2024-04-20 11:34:59 | 歴史系

 

 

琉球史入門おもれー!!

 

例えば文書行政が「平仮名+漢字」で、年号は中国のものを採用しているとこなんかは単純にガラパゴスとも言えるけど、そもそも言語・文字に対する観念が、朝廷・幕府を頂点とする日本政府とは異なっていたのではないか?

 

例えば動画内では、鎌倉時代の『吾妻鏡』が和製漢文であったことが触れられているが、思い出されるのは、平仮名が「たおやめぶり」で漢字が「ますらをぶり」と言われたように、男性が牛耳る政治の世界においては、漢字・漢文がオフィシャルなものであったことだ(鎌倉初期における『愚管抄』のように、まるで戦前日本のような「片仮名+漢字」といった例外もあるが、こちらは読ませる対象に合わせての配慮と思われる)。これについて、時代は遡るが、『土佐日記』冒頭の「女もすなるにきというものを・・・」という記述などを想起することもできるだろう。

 

さて、そういった観点からすると、前述のように、「平仮名+漢字」で表記するというのは、そもそも言語・文字に対する観念が朝廷や幕府とは異なっていたのではないか?という理解が出てくるが、一方その場合、年号は中国(明)のものを採用していることが不思議に思えて来る。というのも、年号を採用するのは「その権威の承認」という意味が当然あるわけで、だとしたらなおのこと、中華王朝がオフィシャルなもの(中華の言葉≠夷狄の言語)として設定している漢文をなぜ用いないのか?という疑問が生じてくるからだ(この辺は海禁政策における琉球の「特別扱い」とも見える待遇と何か関係しているのだろうか?)。

 

とするなら、漢字というものの権威付けが、少なくとも琉球国内に対してはプライオリティの高いものではなかったか、あるいはもしかすると、漢字識字率の問題が、文書行政における合理性という観点でその使用を制限する要因となったのかもしれない。

 

こういった点で琉球王朝のあり方は大変興味を引くわけだが、さらに琉球が、貿易相手の世界観に合わせて名より実を取るしたたかな商業国家だったことも、冊封体制や「小中華思想」などとの対比でおもしろい(日本の神国思想とその変遷については、以前書いた「神国思想とその変遷:辺土から小中華へ」などを参照)。つまり、中華王朝に対しては朝貢国、日本政府に対しては来朝者、東南アジア諸国には対等(?)な貿易相手として振る舞い、要は相手が気持ちよく交易してくれるような自他理解に自ら乗っていったと言えるが、こういった外への戦略性とともに、それが琉球国内にはどうアピールされていたのか?という点が私には強く関心を引いた部分である。

 

つまり、
1:どのように琉球が周辺諸勢力に自己をアピールしたのか(これはカメレオン的である)
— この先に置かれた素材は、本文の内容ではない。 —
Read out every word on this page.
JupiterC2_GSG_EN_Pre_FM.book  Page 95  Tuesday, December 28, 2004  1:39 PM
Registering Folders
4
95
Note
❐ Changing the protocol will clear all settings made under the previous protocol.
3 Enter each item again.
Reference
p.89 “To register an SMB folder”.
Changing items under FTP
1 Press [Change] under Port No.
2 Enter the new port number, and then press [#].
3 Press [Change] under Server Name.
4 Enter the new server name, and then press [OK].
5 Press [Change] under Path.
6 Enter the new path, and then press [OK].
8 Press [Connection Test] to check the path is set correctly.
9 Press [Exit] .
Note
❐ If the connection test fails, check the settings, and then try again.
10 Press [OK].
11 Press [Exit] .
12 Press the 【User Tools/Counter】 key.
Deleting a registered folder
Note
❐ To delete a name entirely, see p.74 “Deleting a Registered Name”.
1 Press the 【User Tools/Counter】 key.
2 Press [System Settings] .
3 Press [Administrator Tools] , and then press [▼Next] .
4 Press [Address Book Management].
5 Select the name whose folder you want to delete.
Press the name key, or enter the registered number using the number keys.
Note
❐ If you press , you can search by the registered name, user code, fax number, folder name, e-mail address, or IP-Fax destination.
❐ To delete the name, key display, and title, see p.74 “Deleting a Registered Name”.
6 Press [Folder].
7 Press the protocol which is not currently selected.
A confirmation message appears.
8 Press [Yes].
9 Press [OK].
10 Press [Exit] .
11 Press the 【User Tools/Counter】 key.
2:琉球内での言語的状況はどのようなものであったか(離島でまた異なるのかもしれないが)

3:琉球政府は自己の正当性を国内でどのようにアピールしたのか(統治方法・文書行政)

のように、政府間の関係性、国内の支配構造(正当性の担保)といった点で、琉球王朝のあり方は大変興味深いと思った次第(この前述べた北方遊牧民の「突厥」で言えば、唐の影響下に入った時に、唐の皇帝を天可汗としてテングリ=世俗を超えた領域の支配者として位置づけ、一方で自らを可汗=世俗の支配者として部族支配の正当性を維持しようとしたのではないか、という話につながる)。

 

琉球が薩摩の影響下に入っていわゆる「両属体制」になるのはもう少し後になるが、その世界理解や支配体制がどうなっていたのかという分析は、(以前自分も訪れた)対馬壱岐五島といった地域を理解していく際にも有益であるだけでなく、日本自体の自己像の客体化・相対化にも資するのではないかと思うのである(これはまさに村井章介が『中世日本の内と外』で述べたことでもある)。

 

その他、例えばモノカルチャー経済とソテツ地獄の話が出てきたが、奄美大島の黒糖については、黒糖焼酎の「れんと」が好きでよく飲んでいた身として、ここも興味を引かれる部分であったし、また来年GWの国内旅行は沖縄・奄美の可能性が高いため、その目的としてグスク巡りはやはり外せないと思った次第(以前は今帰仁城跡なんかを訪れたので、次はもっと色々なものを見てみたい)。

 

というわけで、琉球史の理解が深まっただけでなく、旅のモチベーションも大変上がるよい契機となったことに感謝しつつ、この稿を終えたい。